Re: State Space Model

Posted: Wed Jun 18, 2014 1:58 pm
by luching
Hi Tom,

I created a small working code based on a simplified version of the model that takes only the first three equations. But it shows an error message:

## DLM1. Rank of Prediction Error Variance < Number of Observables

I am probably missing a syntax. Could you please help? The sample code and data are attached.

Re: State Space Model

Posted: Wed Jun 18, 2014 2:41 pm
by TomDoan
Anything that depends upon free parameters needs to be a FRML. So you want:

dec frml[symm] sw1
frml sw1 = ||sig2,0,0,0|0,sig3,0,0|0,0,0,0|0,0,0,0||

As it is, sw1 is a fixed matrix created before you've even given guesses to sig2 and sig3.

One thing to note is that your model as written has no way to deal with the drift in GDP. You'll need a Z option to add that:

dec frml[vect] zf
frml zf = ||alpha,0,0,0||

where alpha needs to be added to the parameters. You need to add Z=ZF to the DLM instruction. You don't need the SV since it's just zero. You should also have the PRESAMPLE=ERGODIC option to deal with the unit root.

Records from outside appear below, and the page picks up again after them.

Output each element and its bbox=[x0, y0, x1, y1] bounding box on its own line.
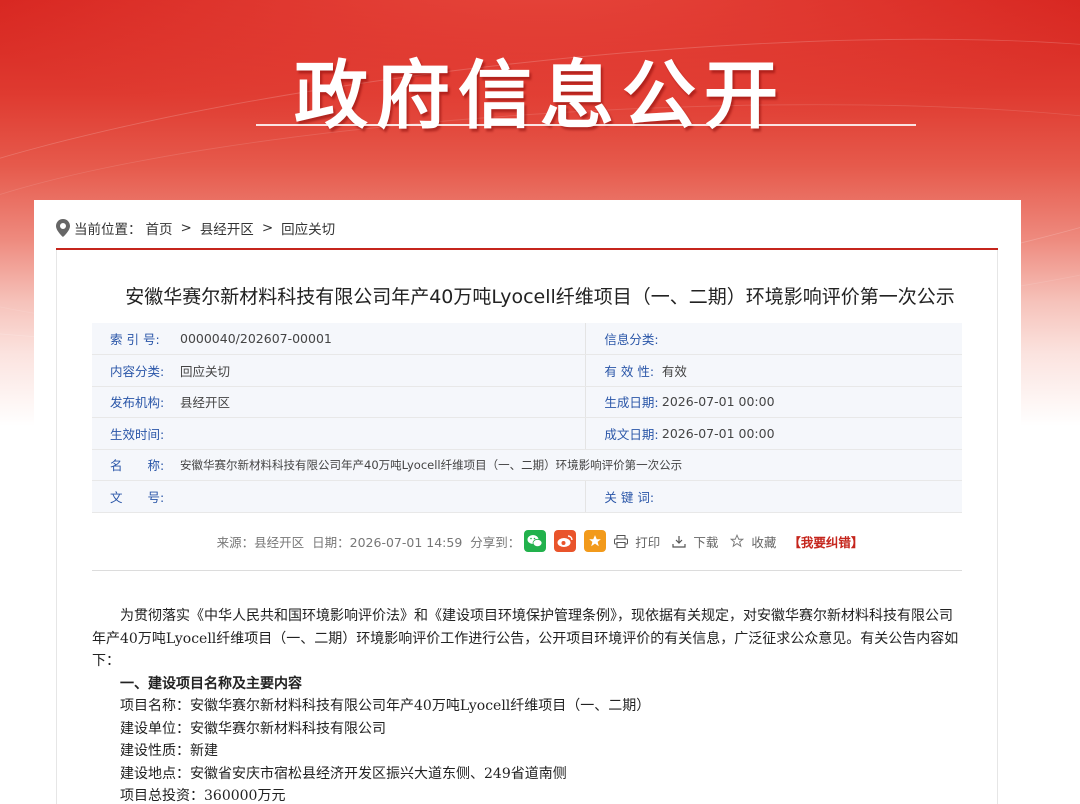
table-row: 文 号: 关 键 词: bbox=[92, 480, 962, 513]
download-icon bbox=[672, 535, 686, 548]
index-label: 索 引 号: bbox=[92, 323, 180, 355]
nature-line: 建设性质：新建 bbox=[120, 743, 218, 759]
print-button[interactable]: 打印 bbox=[614, 532, 664, 551]
source-text: 来源：县经开区 bbox=[216, 534, 305, 550]
favorite-label: 收藏 bbox=[751, 534, 777, 550]
builder-line: 建设单位：安徽华赛尔新材料科技有限公司 bbox=[120, 720, 386, 737]
validity-label: 有 效 性: bbox=[585, 354, 662, 387]
publisher-label: 发布机构: bbox=[92, 386, 180, 418]
banner-underline bbox=[256, 124, 916, 126]
section-heading: 一、建设项目名称及主要内容 bbox=[120, 675, 302, 692]
content-category-value: 回应关切 bbox=[180, 354, 586, 387]
table-row: 生效时间: 成文日期: 2026-07-01 00:00 bbox=[92, 417, 962, 450]
table-row: 名 称: 安徽华赛尔新材料科技有限公司年产40万吨Lyocell纤维项目（一、二… bbox=[92, 449, 962, 481]
effective-time-label: 生效时间: bbox=[92, 417, 180, 450]
content-divider bbox=[92, 570, 962, 571]
breadcrumb: 当前位置： 首页 > 县经开区 > 回应关切 bbox=[56, 218, 335, 238]
info-category-label: 信息分类: bbox=[585, 323, 662, 355]
info-category-value bbox=[661, 323, 962, 355]
article-body: 为贯彻落实《中华人民共和国环境影响评价法》和《建设项目环境保护管理条例》，现依据… bbox=[92, 605, 962, 804]
name-value: 安徽华赛尔新材料科技有限公司年产40万吨Lyocell纤维项目（一、二期）环境影… bbox=[180, 449, 962, 481]
breadcrumb-response[interactable]: 回应关切 bbox=[281, 218, 335, 238]
weibo-icon bbox=[557, 535, 573, 547]
favorite-button[interactable]: 收藏 bbox=[730, 532, 780, 551]
location-pin-icon bbox=[56, 219, 70, 237]
share-label: 分享到： bbox=[470, 534, 521, 550]
content-category-label: 内容分类: bbox=[92, 354, 180, 387]
validity-value: 有效 bbox=[661, 354, 962, 387]
wechat-share-button[interactable] bbox=[524, 530, 547, 552]
download-button[interactable]: 下载 bbox=[672, 532, 722, 551]
printer-icon bbox=[614, 534, 629, 548]
breadcrumb-prefix: 当前位置： bbox=[74, 222, 142, 238]
table-row: 发布机构: 县经开区 生成日期: 2026-07-01 00:00 bbox=[92, 386, 962, 418]
article-title: 安徽华赛尔新材料科技有限公司年产40万吨Lyocell纤维项目（一、二期）环境影… bbox=[125, 286, 955, 308]
doc-number-value bbox=[180, 480, 586, 513]
location-line: 建设地点：安徽省安庆市宿松县经济开发区振兴大道东侧、249省道南侧 bbox=[120, 765, 567, 782]
generated-date-value: 2026-07-01 00:00 bbox=[661, 386, 962, 418]
print-label: 打印 bbox=[635, 534, 661, 550]
index-value: 0000040/202607-00001 bbox=[180, 323, 586, 355]
article-info-bar: 来源：县经开区 日期：2026-07-01 14:59 分享到： 打印 下载 收… bbox=[0, 530, 1080, 552]
wechat-icon bbox=[527, 535, 543, 548]
metadata-table: 索 引 号: 0000040/202607-00001 信息分类: 内容分类: … bbox=[92, 323, 962, 513]
breadcrumb-separator: > bbox=[261, 220, 274, 236]
download-label: 下载 bbox=[693, 534, 719, 550]
breadcrumb-home[interactable]: 首页 bbox=[146, 218, 173, 238]
breadcrumb-dev-zone[interactable]: 县经开区 bbox=[200, 218, 254, 238]
publisher-value: 县经开区 bbox=[180, 386, 586, 418]
star-icon bbox=[589, 535, 602, 547]
table-row: 内容分类: 回应关切 有 效 性: 有效 bbox=[92, 354, 962, 387]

dlm(method=bfgs,z=zf,sw=sw1,y=GDP,presample=ergodic,type=filter,c=cf,a=af) 1991:2 2014:2

Finally, two shocks looks like it's one too many, so you have to put inequality constraints into your parameter set:

nonlin alpha phi1 phi2 sig2 sig3 sig2>=0.0 sig3>=0.0

Again, I would strongly urge you to get the State Space course. You'll save a lot of time as these types of issues are all explained.

Re: State Space Model

Posted: Tue Apr 26, 2016 3:10 pm
by pls
What if the measurement equation (2) in DLM has zero errors, that is V sub t = 0?
Can DLM be used to estimate a state space model?
Thanks.

Re: State Space Model

Posted: Tue Apr 26, 2016 3:22 pm
by TomDoan
pls wrote:What if the measurement equation (2) in DLM has zero errors, that is V sub t = 0?
Can DLM be used to estimate a state space model?
Thanks.
In the model above, (2) is actually one of the state equations. (1) and (4) are the measurement equations and they (as you can see) both have 0 errors as all the disturbances have been pushed into the states. Any state-space model can be written with zero measurement errors if you expand the state vector enough, though that's often an unnatural complication. Can (2) also have zero errors? Yes, though that would simply make it a deterministic linear trend at rate delta.